“There’s a man — in his underwear — staring at us,” I told Andy while trying not to make eye contact at the stranger looming in his cotton-white briefs with a definitive glare cast our way.
“I know,” I heard Andy whisper. From my peripheral vision, I could see Andy also staring straight ahead. Neither of us moved. Maybe if we didn’t move, the almost-bare man would lose interest and go back inside.
That idea though did not work.
Minute after minute passed.
The underwear man did not give in.
“I don’t know what he wants us to do?” I asked, starting to feel frustrated. It was past midnight. We were hungry, and we were tired after driving over two hours to our mini-honeymoon location following our wedding. That location was tucked away in the West Virginia mountains — which were enveloped in absolute darkness.
“The email says,” Andy announced (again and again) while looking at his phone once more, “‘The cottage building is located at the back of the property — the last building on the left’ — That’s where we are now. I don’t understand.”
Truth be told, I didn’t understand either.
Due to COVID, we were not able to take part in our planned and plotted honeymoon in Italy and so we settled on comfort. This mean a so-called ‘mini-moon’ at the Hillbrook Inn where a private cottage awaited Andy and me for a long get-away weekend. We chose this because it was relatively close to Shenandoah’s Franklin Cliffs where we eloped and also because it opened up the ability to hike trails that were too far away for a day trip. Overall, our West Virginia plans should have been a cinch. However, because of the time we arrived, there was no open reception office, there was no one to talk to, and there was no to direct us. All we had were emailed directions about going to the end of a gravel road and arriving at our secluded cottage — or not-so-secluded because there was a looming man in his tighty-whities who marched outside when we pulled up.
“You’re right — This is supposed to be our cottage, according to the directions, which means there is a nearly-naked man standing on our supposed cottage’s front porch. If anyone were to glare, I think it should be us.” Then an idea occurred to me: “Maybe I should tell the man this?”
Dear reader, you should know I get incredibly irritable when I am exhausted.
“L — no,” Andy said but his warning came a bit too late as I punched our car’s interior lights on. A bright white flooded blackness as I bent forward — in my wedding dress, hair curled, make-up on — and so a glaring competition began. Intimidating look matched with intimidating look. The fully clothed versus the un-clothed.
“I think Brief Man just stomped his foot at me!” I huffed casting a more furious glare. Underwear Man proceeded by punching his fists onto his hips to maintain threat.

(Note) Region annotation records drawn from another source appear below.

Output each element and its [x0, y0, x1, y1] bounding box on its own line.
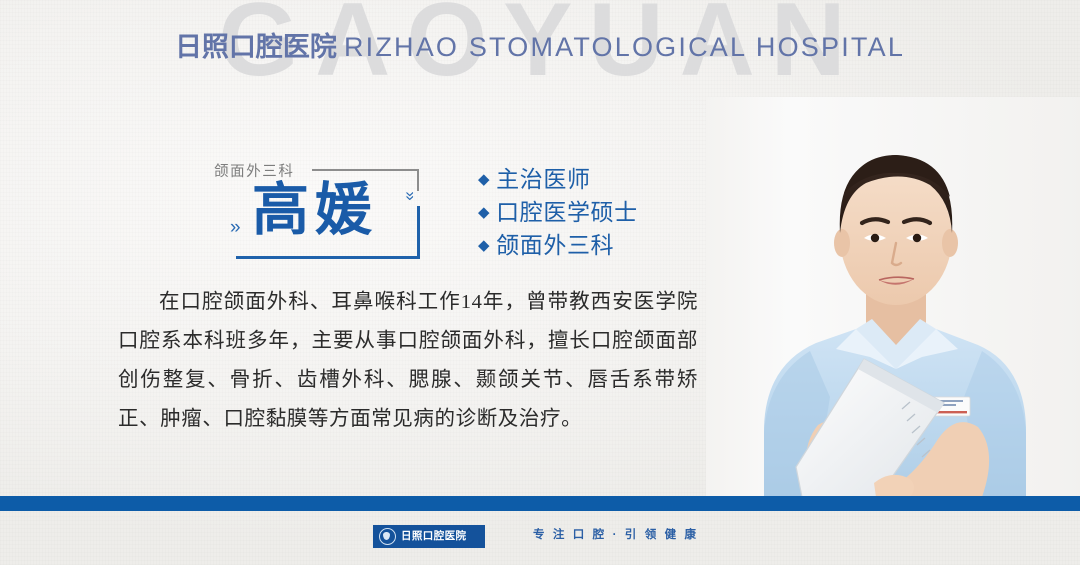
doctor-profile-poster: GAOYUAN 日照口腔医院RIZHAO STOMATOLOGICAL HOSP…	[0, 0, 1080, 565]
chevron-right-icon: »	[403, 191, 420, 197]
diamond-bullet-icon: ◆	[478, 172, 490, 187]
footer: 日照口腔医院 专 注 口 腔 · 引 领 健 康	[0, 511, 1080, 565]
credential-label: 颌面外三科	[496, 234, 614, 257]
frame-right-segment	[417, 206, 420, 258]
department-rule	[312, 169, 418, 171]
hospital-name-en: RIZHAO STOMATOLOGICAL HOSPITAL	[344, 32, 905, 62]
hospital-name-cn: 日照口腔医院	[175, 32, 337, 62]
chevron-left-icon: »	[230, 218, 238, 237]
frame-top-right-segment	[417, 169, 419, 191]
list-item: ◆ 主治医师	[478, 168, 638, 191]
diamond-bullet-icon: ◆	[478, 238, 490, 253]
list-item: ◆ 颌面外三科	[478, 234, 638, 257]
doctor-bio: 在口腔颌面外科、耳鼻喉科工作14年，曾带教西安医学院口腔系本科班多年，主要从事口…	[118, 283, 698, 439]
list-item: ◆ 口腔医学硕士	[478, 201, 638, 224]
credential-label: 口腔医学硕士	[496, 201, 638, 224]
frame-bottom-segment	[236, 256, 420, 259]
name-block: 颌面外三科 » » 高媛	[214, 158, 432, 262]
footer-tagline: 专 注 口 腔 · 引 领 健 康	[533, 530, 699, 542]
credentials-list: ◆ 主治医师 ◆ 口腔医学硕士 ◆ 颌面外三科	[478, 168, 638, 267]
page-title: 日照口腔医院RIZHAO STOMATOLOGICAL HOSPITAL	[0, 33, 1080, 61]
footer-logo-text: 日照口腔医院	[401, 531, 466, 542]
footer-logo: 日照口腔医院	[373, 525, 485, 548]
credential-label: 主治医师	[496, 168, 590, 191]
doctor-portrait	[706, 97, 1080, 497]
diamond-bullet-icon: ◆	[478, 205, 490, 220]
footer-accent-bar	[0, 496, 1080, 511]
hospital-emblem-icon	[379, 528, 396, 545]
doctor-name: 高媛	[252, 182, 378, 239]
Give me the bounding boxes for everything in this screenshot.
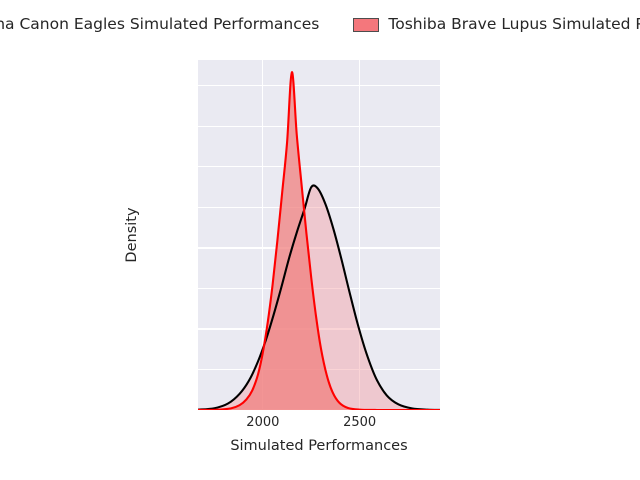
x-tick-label: 2000 — [246, 415, 279, 430]
x-tick-label: 2500 — [343, 415, 376, 430]
plot-area — [198, 60, 440, 410]
legend-entry-toshiba-brave-lupus[interactable]: Toshiba Brave Lupus Simulated P — [353, 17, 640, 33]
legend-label-canon-eagles: na Canon Eagles Simulated Performances — [0, 17, 319, 33]
density-plot-figure: na Canon Eagles Simulated Performances T… — [0, 0, 640, 480]
legend-swatch-toshiba-brave-lupus — [353, 18, 379, 32]
legend-label-toshiba-brave-lupus: Toshiba Brave Lupus Simulated P — [388, 17, 640, 33]
x-axis-label: Simulated Performances — [198, 438, 440, 454]
chart-legend: na Canon Eagles Simulated Performances T… — [0, 8, 640, 42]
density-curves — [198, 60, 440, 410]
y-axis-label: Density — [122, 60, 142, 410]
legend-entry-canon-eagles[interactable]: na Canon Eagles Simulated Performances — [0, 17, 319, 33]
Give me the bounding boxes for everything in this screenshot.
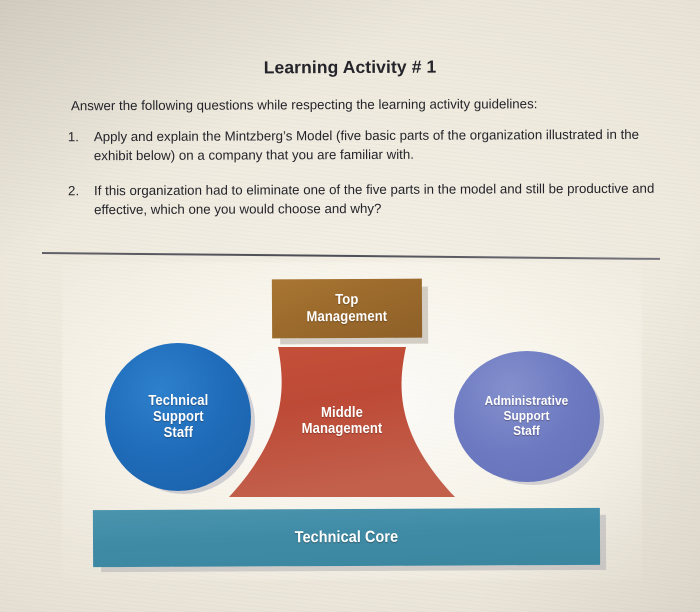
instructions-line: Answer the following questions while res… [71,95,641,115]
question-text-2: If this organization had to eliminate on… [94,180,654,216]
question-number-2: 2. [68,182,79,201]
question-item-1: 1. Apply and explain the Mintzberg’s Mod… [68,126,658,166]
document-text-layer: Learning Activity # 1 Answer the followi… [0,0,700,612]
question-item-2: 2. If this organization had to eliminate… [68,179,658,219]
question-text-1: Apply and explain the Mintzberg’s Model … [94,127,639,163]
page-title: Learning Activity # 1 [0,55,700,79]
photographed-document-page: Learning Activity # 1 Answer the followi… [0,0,700,612]
question-list: 1. Apply and explain the Mintzberg’s Mod… [68,126,658,236]
question-number-1: 1. [68,128,79,147]
horizontal-divider [42,252,660,260]
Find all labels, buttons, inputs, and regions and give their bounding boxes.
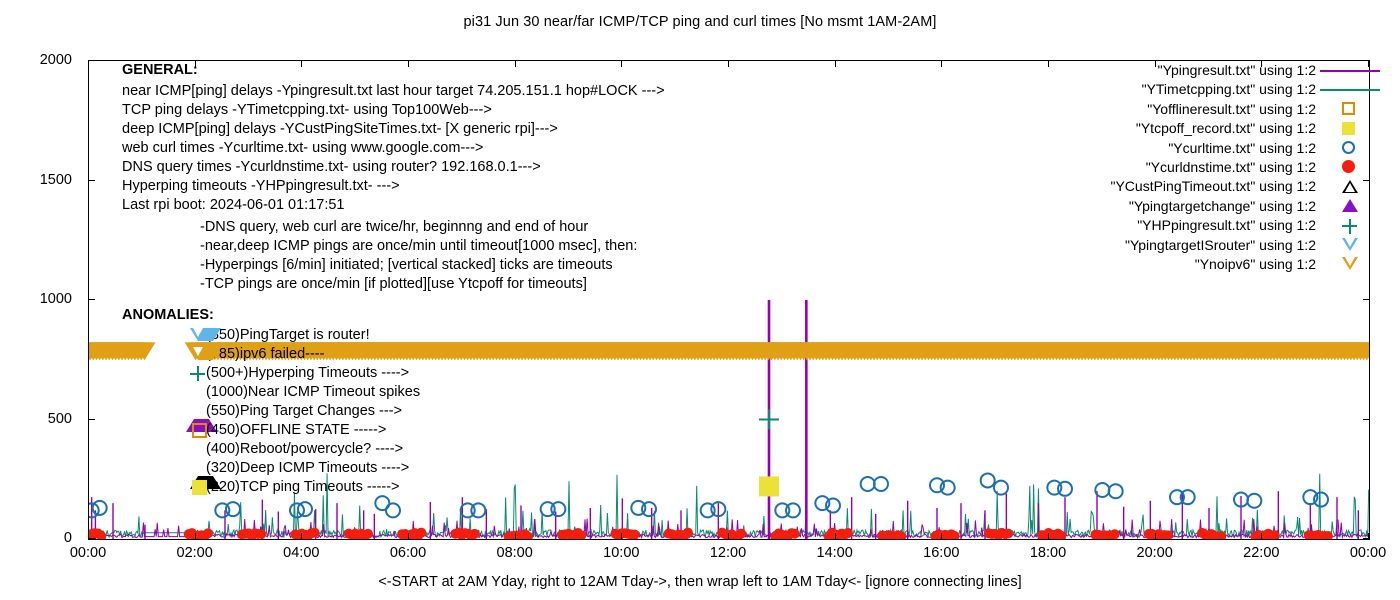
legend-label: "Ynoipv6" using 1:2 bbox=[1195, 255, 1316, 274]
anomaly-symbol-sq-open-icon bbox=[192, 423, 207, 438]
anomaly-line: (500+)Hyperping Timeouts ----> bbox=[206, 364, 409, 383]
anomaly-line: (320)Deep ICMP Timeouts ----> bbox=[206, 459, 409, 478]
general-heading: GENERAL: bbox=[122, 61, 198, 80]
legend: "Ypingresult.txt" using 1:2"YTimetcpping… bbox=[1016, 61, 1316, 274]
x-tick-label: 14:00 bbox=[817, 545, 853, 561]
x-tick-mark bbox=[195, 60, 196, 67]
x-tick-label: 18:00 bbox=[1030, 545, 1066, 561]
x-tick-mark bbox=[1155, 60, 1156, 67]
legend-label: "YHPpingresult.txt" using 1:2 bbox=[1137, 216, 1316, 235]
x-tick-label: 00:00 bbox=[70, 545, 106, 561]
x-tick-label: 00:00 bbox=[1350, 545, 1386, 561]
x-tick-label: 16:00 bbox=[923, 545, 959, 561]
legend-item: "Ycurltime.txt" using 1:2 bbox=[1016, 139, 1316, 158]
legend-item: "YTimetcpping.txt" using 1:2 bbox=[1016, 80, 1316, 99]
legend-line-swatch bbox=[1320, 70, 1380, 72]
x-tick-mark bbox=[941, 60, 942, 67]
y-tick-label: 0 bbox=[64, 530, 72, 546]
x-tick-mark bbox=[1048, 533, 1049, 540]
x-tick-mark bbox=[1368, 533, 1369, 540]
x-tick-mark bbox=[301, 60, 302, 67]
anomaly-line: (850)PingTarget is router! bbox=[206, 326, 370, 345]
anomaly-line: (400)Reboot/powercycle? ----> bbox=[206, 440, 403, 459]
y-tick-mark bbox=[1363, 180, 1370, 181]
x-tick-label: 06:00 bbox=[390, 545, 426, 561]
x-tick-mark bbox=[408, 60, 409, 67]
x-tick-label: 12:00 bbox=[710, 545, 746, 561]
general-line: DNS query times -Ycurldnstime.txt- using… bbox=[122, 158, 541, 177]
legend-label: "YpingtargetISrouter" using 1:2 bbox=[1125, 236, 1316, 255]
legend-symbol-plus-icon bbox=[1342, 219, 1357, 234]
x-tick-mark bbox=[728, 533, 729, 540]
general-line: Last rpi boot: 2024-06-01 01:17:51 bbox=[122, 196, 345, 215]
legend-item: "YpingtargetISrouter" using 1:2 bbox=[1016, 236, 1316, 255]
legend-symbol-sq-fill-icon bbox=[1342, 122, 1355, 135]
anomaly-line: (785)ipv6 failed---- bbox=[206, 345, 324, 364]
anomaly-line: (550)Ping Target Changes ---> bbox=[206, 402, 402, 421]
x-tick-mark bbox=[1368, 60, 1369, 67]
anomaly-line: (450)OFFLINE STATE -----> bbox=[206, 421, 386, 440]
legend-symbol-tri-up-open-icon bbox=[1342, 180, 1358, 193]
general-line: deep ICMP[ping] delays -YCustPingSiteTim… bbox=[122, 120, 558, 139]
x-tick-mark bbox=[941, 533, 942, 540]
anomaly-line: (220)TCP ping Timeouts -----> bbox=[206, 478, 400, 497]
legend-key-tri-dn-blue-icon bbox=[1320, 236, 1382, 255]
y-tick-label: 1000 bbox=[40, 291, 72, 307]
legend-symbol-tri-up-fill-icon bbox=[1342, 199, 1358, 212]
legend-symbol-tri-dn-blue-icon bbox=[1342, 238, 1358, 251]
legend-item: "Ypingresult.txt" using 1:2 bbox=[1016, 61, 1316, 80]
legend-key-sq-fill-icon bbox=[1320, 119, 1382, 138]
x-tick-mark bbox=[1261, 533, 1262, 540]
x-tick-mark bbox=[301, 533, 302, 540]
legend-symbol-tri-dn-org-icon bbox=[1342, 257, 1358, 270]
legend-label: "Ycurltime.txt" using 1:2 bbox=[1168, 139, 1316, 158]
legend-label: "Ytcpoff_record.txt" using 1:2 bbox=[1136, 119, 1316, 138]
anomaly-symbol-sq-fill-icon bbox=[192, 480, 207, 495]
legend-key-circ-icon bbox=[1320, 139, 1382, 158]
anomalies-heading: ANOMALIES: bbox=[122, 306, 214, 325]
legend-symbol-circ-icon bbox=[1342, 141, 1355, 154]
legend-line-swatch bbox=[1320, 89, 1380, 91]
legend-label: "YTimetcpping.txt" using 1:2 bbox=[1142, 80, 1316, 99]
x-tick-mark bbox=[621, 60, 622, 67]
general-indent-line: -near,deep ICMP pings are once/min until… bbox=[200, 237, 637, 256]
x-tick-label: 08:00 bbox=[497, 545, 533, 561]
legend-label: "Ypingtargetchange" using 1:2 bbox=[1129, 197, 1316, 216]
x-tick-mark bbox=[88, 60, 89, 67]
x-tick-mark bbox=[1155, 533, 1156, 540]
legend-label: "YCustPingTimeout.txt" using 1:2 bbox=[1110, 177, 1316, 196]
legend-key-sq-open-icon bbox=[1320, 100, 1382, 119]
legend-key-tri-dn-org-icon bbox=[1320, 255, 1382, 274]
x-tick-mark bbox=[621, 533, 622, 540]
x-tick-mark bbox=[88, 533, 89, 540]
legend-key-dot-icon bbox=[1320, 158, 1382, 177]
x-tick-mark bbox=[1048, 60, 1049, 67]
legend-symbol-sq-open-icon bbox=[1342, 102, 1355, 115]
x-tick-mark bbox=[195, 533, 196, 540]
general-line: TCP ping delays -YTimetcpping.txt- using… bbox=[122, 101, 492, 120]
y-tick-mark bbox=[88, 538, 95, 539]
chart-title: pi31 Jun 30 near/far ICMP/TCP ping and c… bbox=[0, 14, 1400, 30]
legend-key-line-icon bbox=[1320, 61, 1382, 80]
legend-item: "Ypingtargetchange" using 1:2 bbox=[1016, 197, 1316, 216]
legend-key-tri-up-open-icon bbox=[1320, 177, 1382, 196]
legend-item: "Ynoipv6" using 1:2 bbox=[1016, 255, 1316, 274]
x-tick-label: 10:00 bbox=[603, 545, 639, 561]
x-tick-label: 04:00 bbox=[283, 545, 319, 561]
y-tick-label: 500 bbox=[48, 411, 72, 427]
general-line: near ICMP[ping] delays -Ypingresult.txt … bbox=[122, 82, 665, 101]
x-tick-mark bbox=[515, 533, 516, 540]
general-line: web curl times -Ycurltime.txt- using www… bbox=[122, 139, 483, 158]
general-indent-line: -TCP pings are once/min [if plotted][use… bbox=[200, 275, 587, 294]
legend-label: "Ypingresult.txt" using 1:2 bbox=[1158, 61, 1316, 80]
legend-item: "Ytcpoff_record.txt" using 1:2 bbox=[1016, 119, 1316, 138]
y-axis-label: msec bbox=[0, 257, 2, 292]
x-tick-label: 20:00 bbox=[1137, 545, 1173, 561]
y-tick-label: 1500 bbox=[40, 172, 72, 188]
x-tick-mark bbox=[835, 60, 836, 67]
y-tick-mark bbox=[1363, 419, 1370, 420]
x-tick-label: 02:00 bbox=[177, 545, 213, 561]
x-tick-label: 22:00 bbox=[1243, 545, 1279, 561]
x-tick-mark bbox=[408, 533, 409, 540]
legend-key-tri-up-fill-icon bbox=[1320, 197, 1382, 216]
y-tick-mark bbox=[88, 180, 95, 181]
anomaly-symbol-plus-icon bbox=[190, 366, 205, 381]
legend-label: "Ycurldnstime.txt" using 1:2 bbox=[1146, 158, 1316, 177]
legend-item: "Ycurldnstime.txt" using 1:2 bbox=[1016, 158, 1316, 177]
y-tick-mark bbox=[1363, 299, 1370, 300]
general-indent-line: -Hyperpings [6/min] initiated; [vertical… bbox=[200, 256, 613, 275]
x-tick-mark bbox=[515, 60, 516, 67]
x-tick-mark bbox=[728, 60, 729, 67]
general-line: Hyperping timeouts -YHPpingresult.txt- -… bbox=[122, 177, 400, 196]
x-tick-mark bbox=[835, 533, 836, 540]
y-tick-label: 2000 bbox=[40, 52, 72, 68]
legend-symbol-dot-icon bbox=[1342, 160, 1355, 173]
general-indent-line: -DNS query, web curl are twice/hr, begin… bbox=[200, 218, 588, 237]
legend-key-line-icon bbox=[1320, 80, 1382, 99]
anomaly-line: (1000)Near ICMP Timeout spikes bbox=[206, 383, 420, 402]
y-axis: 0500100015002000 bbox=[0, 0, 86, 600]
legend-item: "YCustPingTimeout.txt" using 1:2 bbox=[1016, 177, 1316, 196]
legend-item: "YHPpingresult.txt" using 1:2 bbox=[1016, 216, 1316, 235]
x-axis-caption: <-START at 2AM Yday, right to 12AM Tday-… bbox=[0, 574, 1400, 590]
legend-label: "Yofflineresult.txt" using 1:2 bbox=[1147, 100, 1316, 119]
y-tick-mark bbox=[88, 60, 95, 61]
x-tick-mark bbox=[1261, 60, 1262, 67]
legend-item: "Yofflineresult.txt" using 1:2 bbox=[1016, 100, 1316, 119]
legend-key-plus-icon bbox=[1320, 216, 1382, 235]
y-tick-mark bbox=[88, 299, 95, 300]
y-tick-mark bbox=[88, 419, 95, 420]
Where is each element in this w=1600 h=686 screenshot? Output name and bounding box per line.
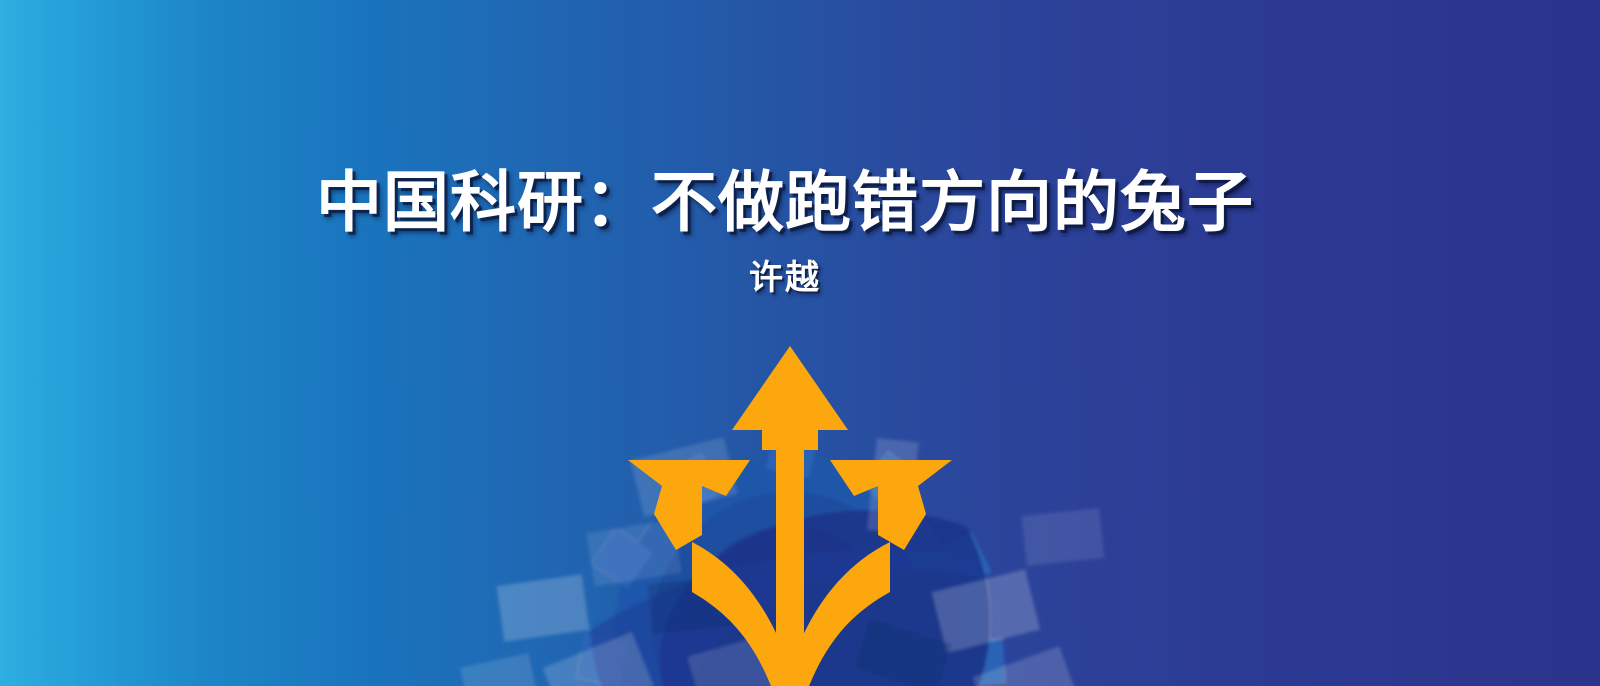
title-block: 中国科研：不做跑错方向的兔子 许越	[0, 168, 1570, 297]
presentation-title-slide: 中国科研：不做跑错方向的兔子 许越	[0, 0, 1600, 686]
author-subtitle: 许越	[0, 260, 1570, 297]
three-way-arrow-graphic	[440, 330, 1140, 686]
page-title: 中国科研：不做跑错方向的兔子	[0, 168, 1570, 238]
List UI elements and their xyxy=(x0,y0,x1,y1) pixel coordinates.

“How dare he!” I yelled after imploring Andy to put his window down, without luck. This left me to shout . . . in the car . . . at the nearly-naked man . . . who brooded a mere yard away on Andy’s side. But I knew I was heard. “Clearly we are not choosing to be annoying! WE JUST GOT MARRIED!” I hollered. “WHAT DO YOU WANT?! WE ARE TRYING TO FIND OUR COTTAGE! WHY ARE YOU STARING AT US IN YOUR UNDER — “
“L!” Now Andy was furious and jabbed at the car’s light to turn it off. Darkness surrounded us again and I admit, this is not how I envisioned our first night of mini-moon bliss. “L! Let’s just calm — “
“THERE!” I announced! “He is gone! HA!” and it was true — I had witnessed Underwear Man snap ’round and return back inside his — or ours or whoever’s — cottage, no doubt slamming the door as he left. “I truly hope this is our cottage and we have to go up and knock on his door and tell him to vacate!”
Turns out . . . I can admit when I am wrong, and I — or we — were wrong. Underwear Man’s cottage proved to be not our cottage. This, we came to realize when Andy slipped outside alone to investigate the property behind and around Tighty-Whitie’s abode.
“Our cottage,” Andy sighed heavily upon return, “is behind his.” I believe it was in that very moment I first felt guilt and saddness. Not because I had incorrectly yelled at a stranger modeling his underwear but because, for some reason, Andy had just realized he married a crazy person.
“I’m sorry — ” I started.
“L,” Andy sighed again. “Let’s just get inside.”
Removing our charcuterie tray from the fridge, we nibbled on the food to our hearts’ delight before climbing into bed for our first night as husband and wife . . .
* * * * *
which gave Andy and me a chance to do something we rarely do — We relaxed.
In the end, this long weekend surprised both of us. No doubt we will properly celebrate our wedding and journey somewhere new for a true honeymoon whenever this pandemic does subside . . . but until then, these mountains of West Virginia welcomed us and gifted us tranquility. And while we had grand hikes picked and directions printed off to embrace every moment of local beauty . . . we ended up never lacing our boots for trails and — for the first time in my entire life — well, I didn’t mind.